Kubakrise: Putin ist nicht Chruschtschow
Die Kubakrise wurde zu einer weltgeschichtlichen Zäsur. Was lässt sich aus ihr für die Gegenwart ableiten? Der deutsche Historiker Heinrich August Winkler über Lehrstücke angesichts der neuen Eskalationsstufe.
Die Kubakrise wurde zu einer weltgeschichtlichen Zäsur. Was lässt sich aus ihr für die Gegenwart ableiten? Der deutsche Historiker Heinrich August Winkler über Lehrstücke angesichts der neuen Eskalationsstufe.

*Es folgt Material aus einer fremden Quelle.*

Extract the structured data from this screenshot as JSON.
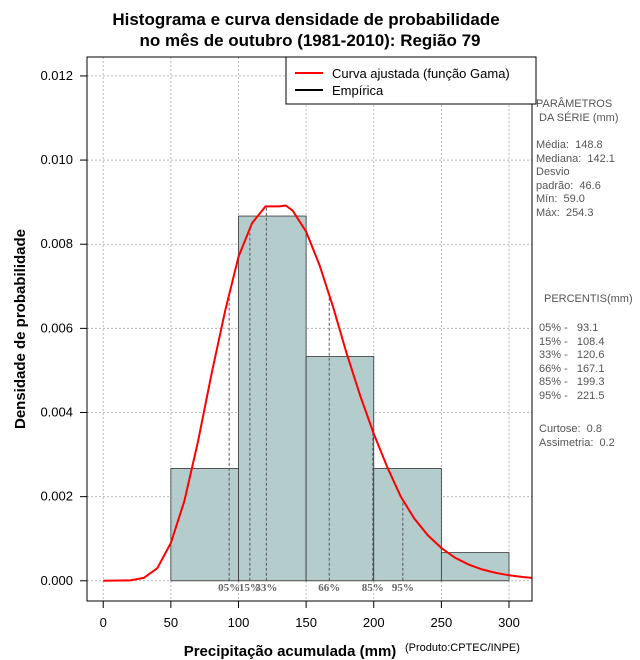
{
  "chart_data": {
    "type": "bar",
    "title_line1": "Histograma e curva densidade de probabilidade",
    "title_line2": "no mês de outubro (1981-2010): Região 79",
    "xlabel": "Precipitação acumulada (mm)",
    "ylabel": "Densidade de probabilidade",
    "source": "(Produto:CPTEC/INPE)",
    "xlim": [
      -12,
      317
    ],
    "ylim": [
      -0.00048,
      0.01245
    ],
    "x_ticks": [
      0,
      50,
      100,
      150,
      200,
      250,
      300
    ],
    "y_ticks": [
      0.0,
      0.002,
      0.004,
      0.006,
      0.008,
      0.01,
      0.012
    ],
    "y_tick_labels": [
      "0.000",
      "0.002",
      "0.004",
      "0.006",
      "0.008",
      "0.010",
      "0.012"
    ],
    "grid": true,
    "bins": [
      {
        "from": 50,
        "to": 100,
        "density": 0.00267
      },
      {
        "from": 100,
        "to": 150,
        "density": 0.00867
      },
      {
        "from": 150,
        "to": 200,
        "density": 0.00533
      },
      {
        "from": 200,
        "to": 250,
        "density": 0.00267
      },
      {
        "from": 250,
        "to": 300,
        "density": 0.00067
      }
    ],
    "curve": {
      "name": "Curva ajustada (função Gama)",
      "color": "#ff0000",
      "points": [
        [
          0,
          0
        ],
        [
          20,
          1e-05
        ],
        [
          30,
          7e-05
        ],
        [
          40,
          0.0003
        ],
        [
          50,
          0.0009
        ],
        [
          60,
          0.0019
        ],
        [
          70,
          0.0033
        ],
        [
          80,
          0.0049
        ],
        [
          90,
          0.0064
        ],
        [
          100,
          0.0077
        ],
        [
          110,
          0.0085
        ],
        [
          120,
          0.0089
        ],
        [
          130,
          0.0089
        ],
        [
          135,
          0.00892
        ],
        [
          140,
          0.0088
        ],
        [
          150,
          0.0083
        ],
        [
          160,
          0.0075
        ],
        [
          170,
          0.0065
        ],
        [
          180,
          0.0054
        ],
        [
          190,
          0.0044
        ],
        [
          200,
          0.0035
        ],
        [
          210,
          0.0027
        ],
        [
          220,
          0.002
        ],
        [
          230,
          0.00148
        ],
        [
          240,
          0.00108
        ],
        [
          250,
          0.00078
        ],
        [
          260,
          0.00055
        ],
        [
          270,
          0.00039
        ],
        [
          280,
          0.00027
        ],
        [
          290,
          0.00019
        ],
        [
          300,
          0.00013
        ],
        [
          310,
          9e-05
        ],
        [
          317,
          7e-05
        ]
      ]
    },
    "percentile_lines": [
      {
        "label": "05%",
        "value": 93.1
      },
      {
        "label": "15%",
        "value": 108.4
      },
      {
        "label": "33%",
        "value": 120.6
      },
      {
        "label": "66%",
        "value": 167.1
      },
      {
        "label": "85%",
        "value": 199.3
      },
      {
        "label": "95%",
        "value": 221.5
      }
    ],
    "legend": [
      {
        "label": "Curva ajustada (função Gama)",
        "color": "#ff0000"
      },
      {
        "label": "Empírica",
        "color": "#000000"
      }
    ],
    "legend_position": "top-right",
    "colors": {
      "bars": "#b5cccc",
      "curve": "#ff0000",
      "grid": "#b8b8b8",
      "percentile": "#555566"
    }
  },
  "side_panel": {
    "params_title": "PARÂMETROS\n DA SÉRIE (mm)",
    "params": "Média:  148.8\nMediana:  142.1\nDesvio\npadrão:  46.6\nMín:  59.0\nMáx:  254.3",
    "percentis_title": "PERCENTIS(mm)",
    "percentis": "05% -   93.1\n15% -   108.4\n33% -   120.6\n66% -   167.1\n85% -   199.3\n95% -   221.5",
    "stats": "Curtose:  0.8\nAssimetria:  0.2"
  }
}
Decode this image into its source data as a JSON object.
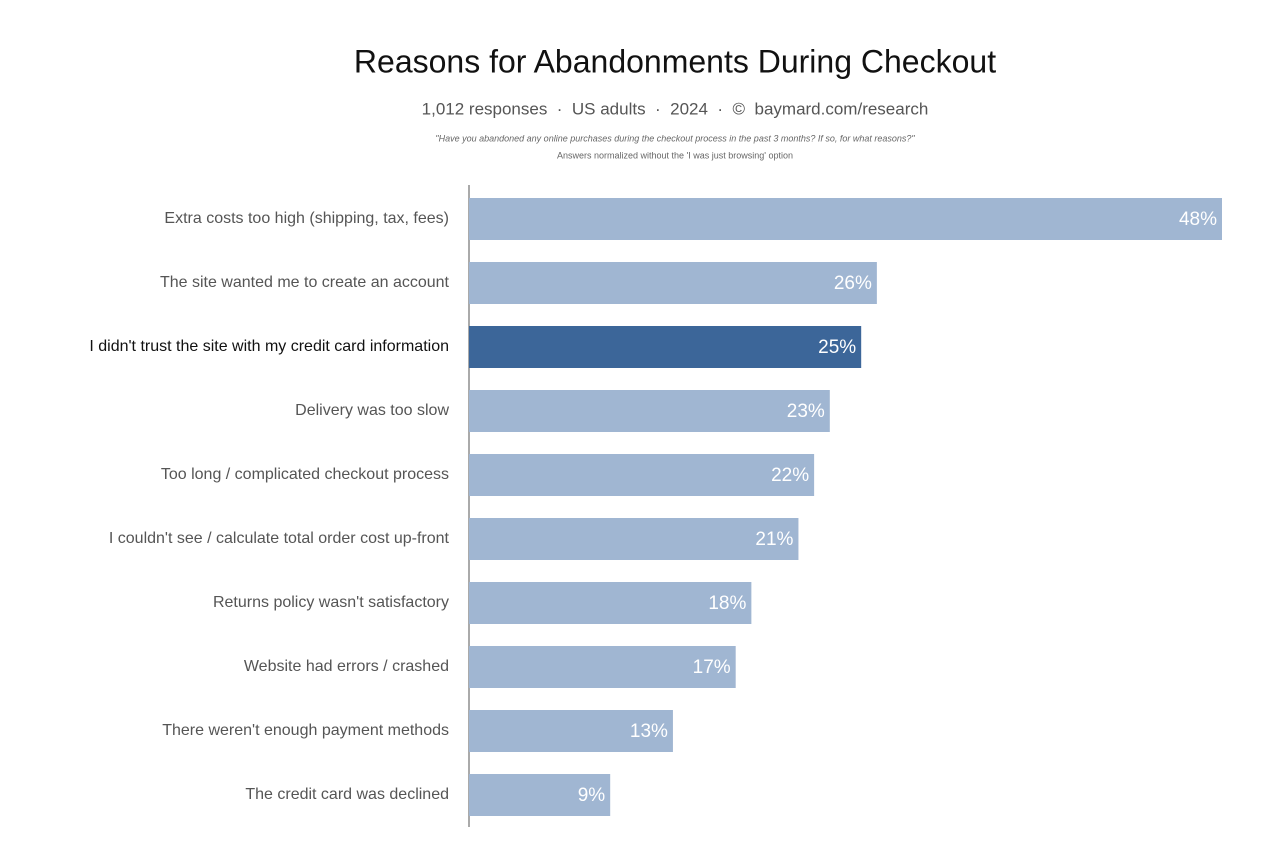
{
  "chart_data": {
    "type": "bar",
    "orientation": "horizontal",
    "title": "Reasons for Abandonments During Checkout",
    "subtitle": "1,012 responses  ·  US adults  ·  2024  ·  ©  baymard.com/research",
    "notes": [
      "\"Have you abandoned any online purchases during the checkout process in the past 3 months? If so, for what reasons?\"",
      "Answers normalized without the 'I was just browsing' option"
    ],
    "categories": [
      "Extra costs too high (shipping, tax, fees)",
      "The site wanted me to create an account",
      "I didn't trust the site with my credit card information",
      "Delivery was too slow",
      "Too long / complicated checkout process",
      "I couldn't see / calculate total order cost up-front",
      "Returns policy wasn't satisfactory",
      "Website had errors / crashed",
      "There weren't enough payment methods",
      "The credit card was declined"
    ],
    "values": [
      48,
      26,
      25,
      23,
      22,
      21,
      18,
      17,
      13,
      9
    ],
    "value_labels": [
      "48%",
      "26%",
      "25%",
      "23%",
      "22%",
      "21%",
      "18%",
      "17%",
      "13%",
      "9%"
    ],
    "color": "#a0b6d2",
    "highlight": 2,
    "highlight_color": "#3c6699"
  }
}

Niemals zuvor und danach hat sich die Welt so nahe am Abgrund eines atomaren Krieges gefühlt wie damals bei der kubanischen Raketenkrise in den Tagen vom 22. bis zum 28. Oktober 1962. Im April jenes Jahres hatte das Politbüro der Kommunistischen Partei der Sowjetunion, der KPdSU, eine großzügige Militärhilfe für das mittlerweile offen kommunistische Regime des kubanischen Revolutionsführers Fidel Castro beschlossen. Die Hilfe bestand zunächst in der Lieferung von Luftabwehrraketen, Marschflugkörpern und Bombern. Aber im engsten Kreis um Nikita Sergejewitsch Chruschtschow, den Ersten Sekretär der KPdSU, wurde bereits im April 1962 über die Aufstellung von nuklearen Mittelstreckenraketen auf der Karibikinsel, also in unmittelbarer Nähe der USA, gesprochen. Im Mai wurde die Stationierung beschlossen.
Entschlossen und besonnen
Dass es vor 60 Jahren über dem regionalen Konflikt nicht zur nuklearen Weltkatastrophe kam, lag zum einen an der Mischung aus Entschlossenheit und Besonnenheit, mit der die Vereinigten Staaten von Amerika unter Präsident John F. Kennedy auf die Herausforderung vor ihrer Haustür reagierten, zum anderen daran, dass die sowjetische Führung unter Chruschtschow nüchtern und verantwortlich genug war, um es nicht zur großen militärischen Konfrontation zwischen den beiden atomaren Supermächten kommen zu lassen.
Amerika werde nicht verfrüht und ohne Not einen weltweiten Nuklearkrieg riskieren, aber, wenn es sein müsse, vor diesem Risiko nicht zurückschrecken: Das war die Kernaussage in Kennedys Fernsehrede vom 22. Oktober 1962. Die westliche Welt reagierte voller Verständnis auf die Ankündigung des Präsidenten. Ich war damals Doktorand. Ich kann mich nicht an irgendwelche Pro teste oder Demonstrationen gegen die USA erinnern. DieVereinigten Staaten waren für die Bundesrepublik Deutschland die Schutzmacht schlechthin. Ein Jahr nach dem Bau der Berliner Mauer musste jederzeit mit einer neuen Berlinkrise gerechnet werden. John F. Kennedy war gerade in Deutschland überaus populär. Man war sich des Ernstes der Lage bewusst, von Panik aber war nichts zu spüren.